Plastics at crime scenes

Plastic is used to protect scenes of crime officers (SOCO) and stop cross contamination of the area being investigated.

SOCOs are required to wear two pairs of plastic gloves and a mask at most crime scenes as a bare minimum, with the addition of over suits, hair nets and boots at major crime scenes.

Plastic drop sheets are deployed at all scenes and virtually everything used to collect evidence incorporates plastic.

‘There are a number of things we can look at to improve. The design of packaging, expiry dates, behaviours and product design. For example, swabs are too long.  They were originally manufactured for medical use and could be redesigned for forensic work.’

BECCI HENDERSON
Crime Scene Investigator

Changes could be made

Once Becci has studied attitudes to the use of plastic at crime scenes amongst CSIs, and whether there are differences between forces across the UK, she will then begin work on how the situation could be improved.

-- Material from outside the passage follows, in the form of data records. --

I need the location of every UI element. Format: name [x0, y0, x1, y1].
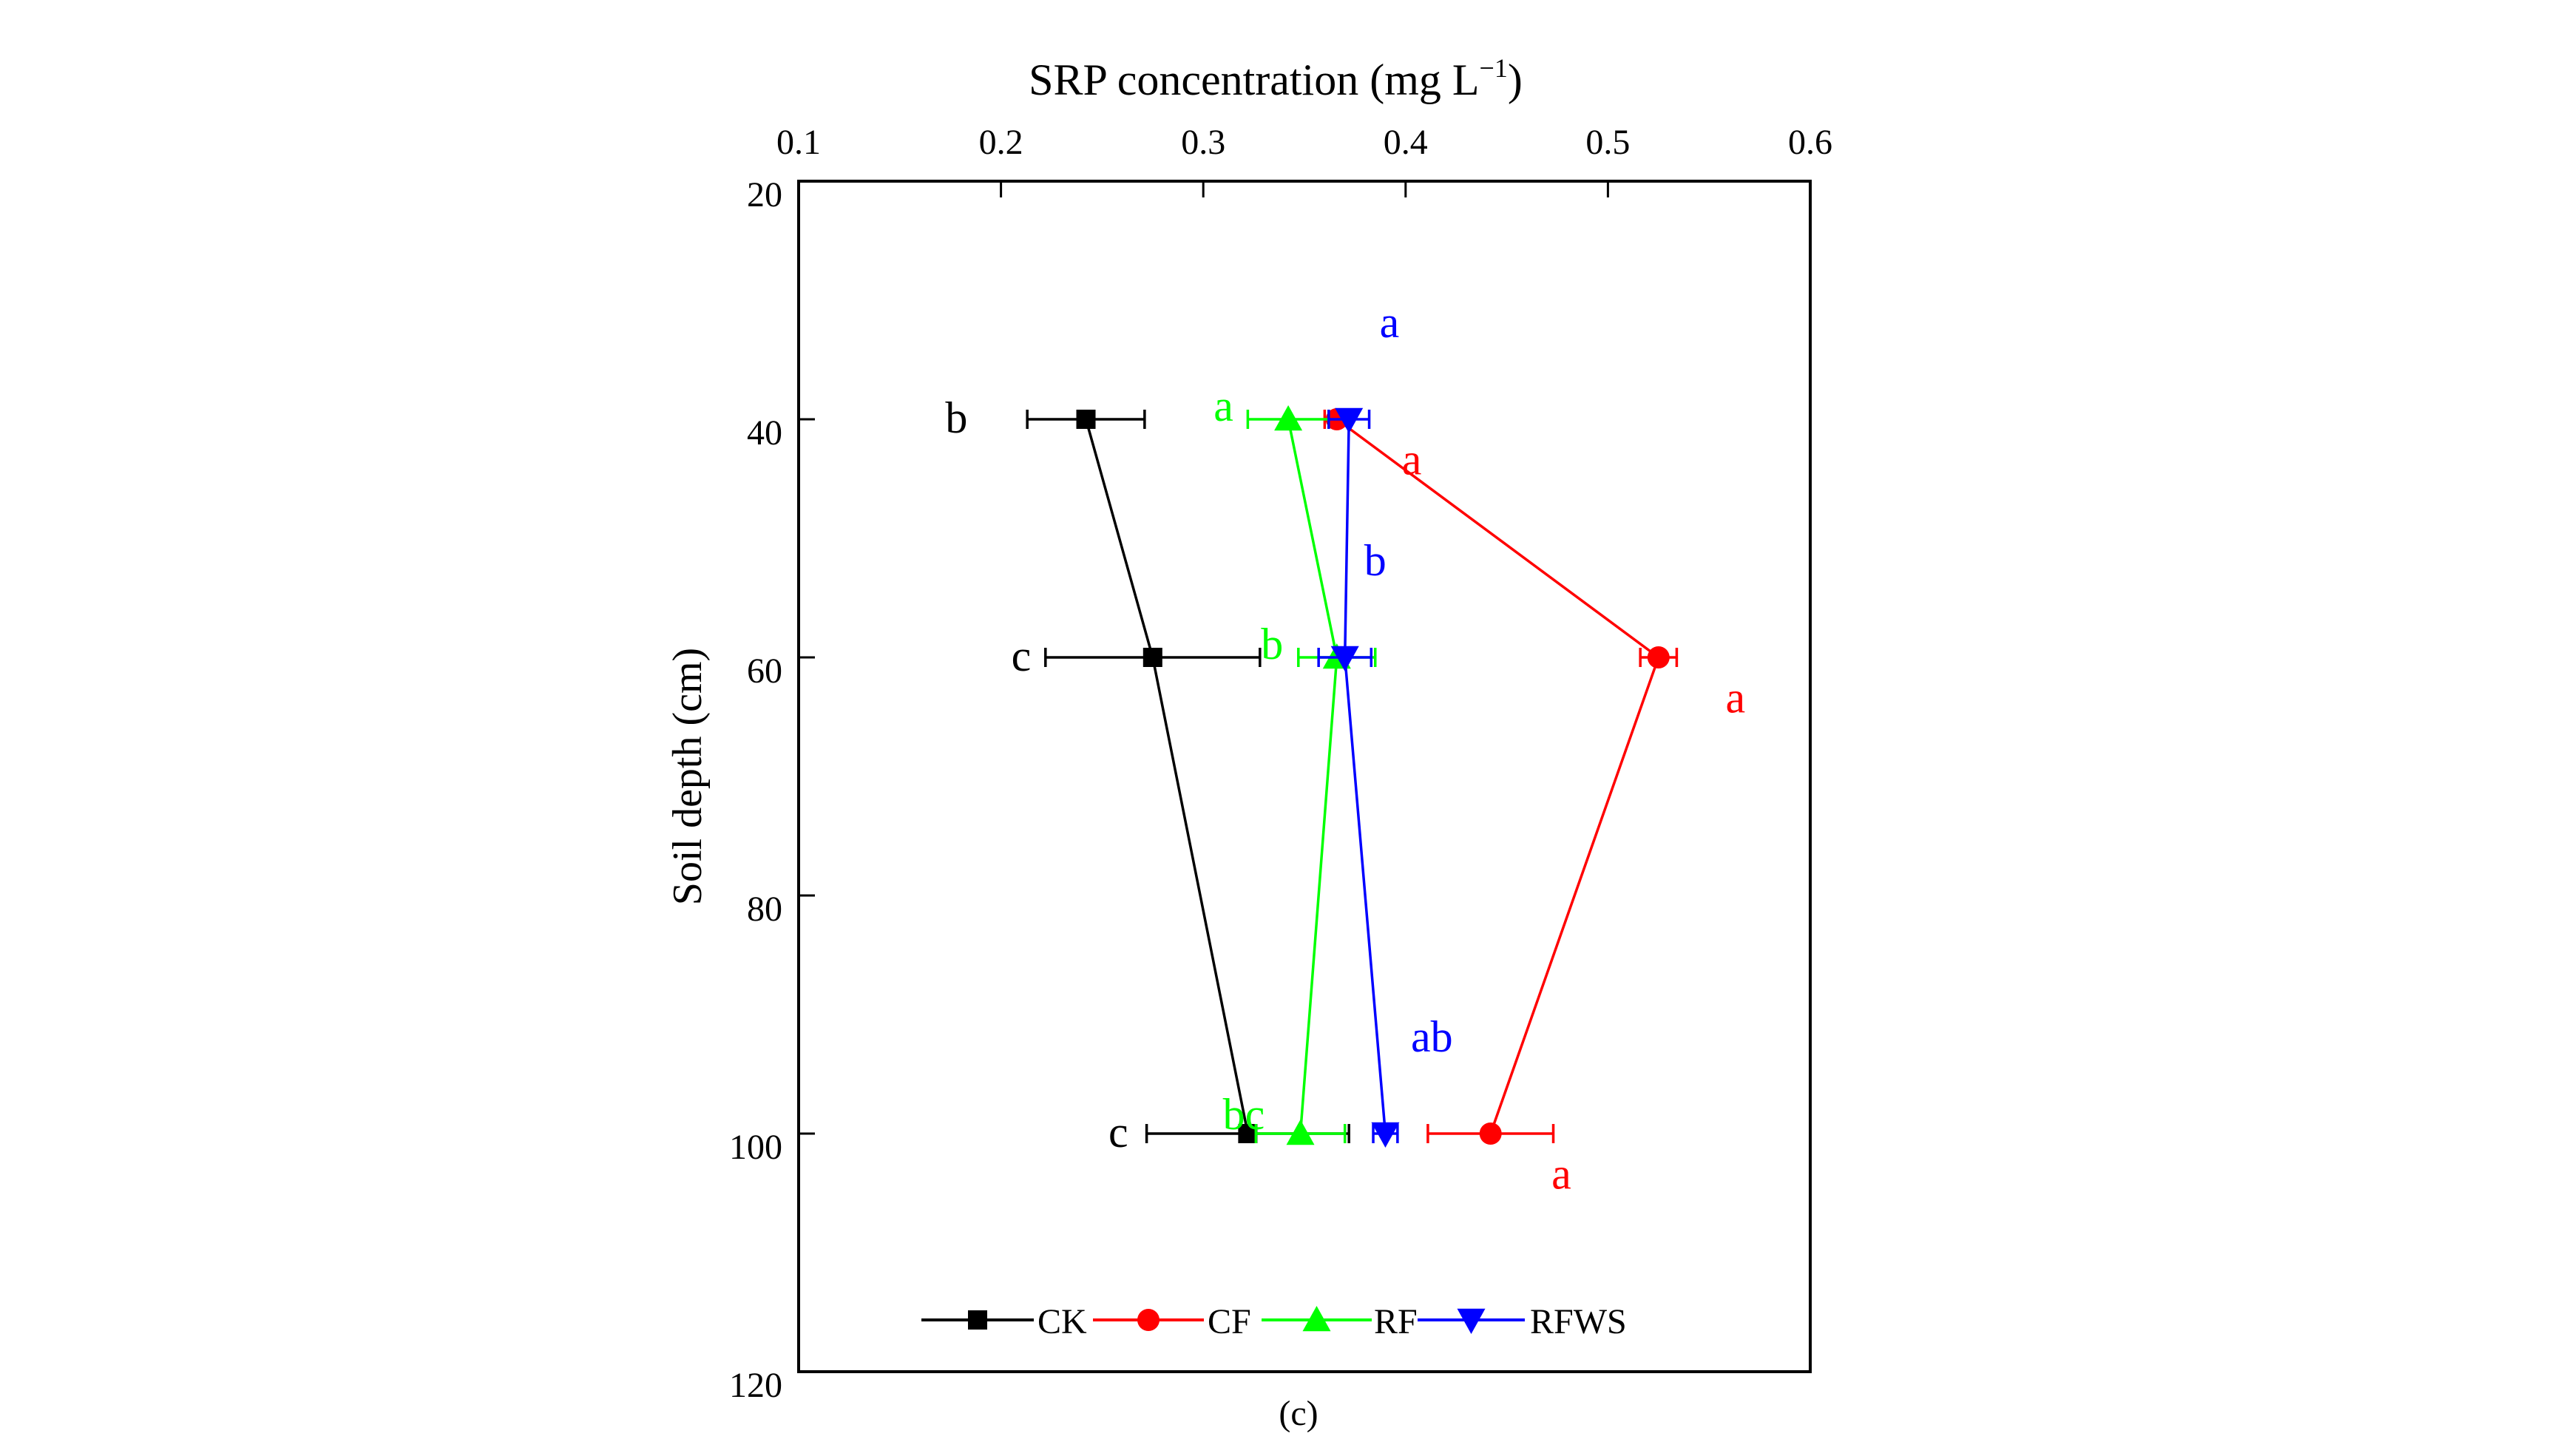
series-ck: [1026, 410, 1350, 1143]
x-axis-title-superscript: −1: [1480, 53, 1508, 83]
series-line-rfws: [1343, 419, 1387, 1134]
significance-letter-rf: bc: [1223, 1090, 1265, 1139]
y-tick-label: 60: [747, 651, 782, 691]
x-axis-title-main: SRP concentration (mg L: [1029, 55, 1479, 104]
legend-marker-cf: [1137, 1309, 1160, 1331]
data-point-ck: [1142, 648, 1162, 667]
y-tick-label: 100: [729, 1128, 782, 1167]
x-tick-label: 0.4: [1384, 123, 1428, 162]
significance-letter-ck: c: [1108, 1108, 1128, 1157]
x-tick-label: 0.6: [1788, 123, 1832, 162]
legend-label-cf: CF: [1208, 1302, 1251, 1341]
significance-letter-cf: a: [1551, 1149, 1571, 1198]
significance-letter-cf: a: [1402, 435, 1422, 484]
axis-layer: 0.1 0.2 0.3 0.4 0.5 0.6 20 40 60 80 100 120 SRP conc…: [665, 53, 1832, 1405]
y-tick-label: 80: [747, 890, 782, 929]
series-line-cf: [1336, 418, 1660, 1134]
legend-marker-ck: [968, 1310, 987, 1330]
legend-item-rf: RF: [1262, 1302, 1418, 1341]
series-layer: [1026, 405, 1679, 1148]
x-tick-label: 0.2: [979, 123, 1023, 162]
legend-label-rf: RF: [1374, 1302, 1418, 1341]
data-point-cf: [1479, 1123, 1502, 1145]
x-tick-label: 0.1: [776, 123, 821, 162]
data-point-rfws: [1330, 646, 1359, 671]
series-line-rf: [1287, 419, 1338, 1134]
y-axis-title: Soil depth (cm): [665, 648, 711, 905]
significance-letter-rfws: a: [1380, 298, 1400, 347]
significance-letter-ck: c: [1012, 632, 1032, 680]
plot-frame: [797, 180, 1812, 1373]
significance-letter-cf: a: [1725, 673, 1745, 722]
legend-item-ck: CK: [921, 1302, 1087, 1341]
x-axis-title: SRP concentration (mg L−1): [1029, 53, 1523, 104]
x-tick-label: 0.3: [1181, 123, 1225, 162]
data-point-rf: [1286, 1120, 1315, 1145]
y-tick-label: 120: [729, 1366, 782, 1405]
data-point-rfws: [1371, 1122, 1400, 1148]
series-line-ck: [1084, 419, 1250, 1134]
significance-letter-ck: b: [945, 393, 967, 442]
figure-caption: (c): [1279, 1394, 1318, 1433]
data-point-ck: [1238, 1124, 1258, 1143]
x-axis-title-close: ): [1508, 55, 1523, 104]
data-point-ck: [1076, 410, 1096, 429]
series-rfws: [1317, 407, 1400, 1148]
legend: CK CF RF RFWS: [921, 1302, 1627, 1341]
significance-letter-rfws: ab: [1411, 1012, 1453, 1061]
legend-label-ck: CK: [1037, 1302, 1087, 1341]
data-point-cf: [1647, 646, 1670, 668]
legend-marker-rfws: [1457, 1308, 1486, 1334]
significance-letter-rf: a: [1213, 382, 1233, 430]
legend-label-rfws: RFWS: [1530, 1302, 1627, 1341]
data-point-rfws: [1335, 407, 1364, 433]
significance-letter-rf: b: [1261, 620, 1283, 668]
x-tick-label: 0.5: [1585, 123, 1630, 162]
data-point-rf: [1274, 405, 1303, 431]
y-tick-label: 40: [747, 413, 782, 453]
legend-marker-rf: [1302, 1306, 1331, 1332]
legend-item-rfws: RFWS: [1418, 1302, 1627, 1341]
y-tick-label: 20: [747, 175, 782, 214]
legend-item-cf: CF: [1093, 1302, 1251, 1341]
significance-letter-rfws: b: [1364, 536, 1387, 585]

This is likely to include the possible introduction of compostable alternatives, redesign and the introduction of reusable equipment.

More than two decades of crime scene experience has taught Becci that changes could be made.

‘This is innovative research that is looking at an important area of police activity to see if it can be done in a more sustainable way.  Becci’s investigation is likely to have a positive impact on policing as well as the environment.’

DR PAUL SMITH
Interim Head of School, Institute of Criminal Justice Studies

In November 2021, the University of Portsmouth’s Revolution Plastics initiative launched the Global Plastics Policy Centre — designed to give governments and industry groups the evidence needed to make better decisions on plastic policies.

The Centre is the first of its kind and will provide a central point for information, effectiveness and barriers to plastics policy success.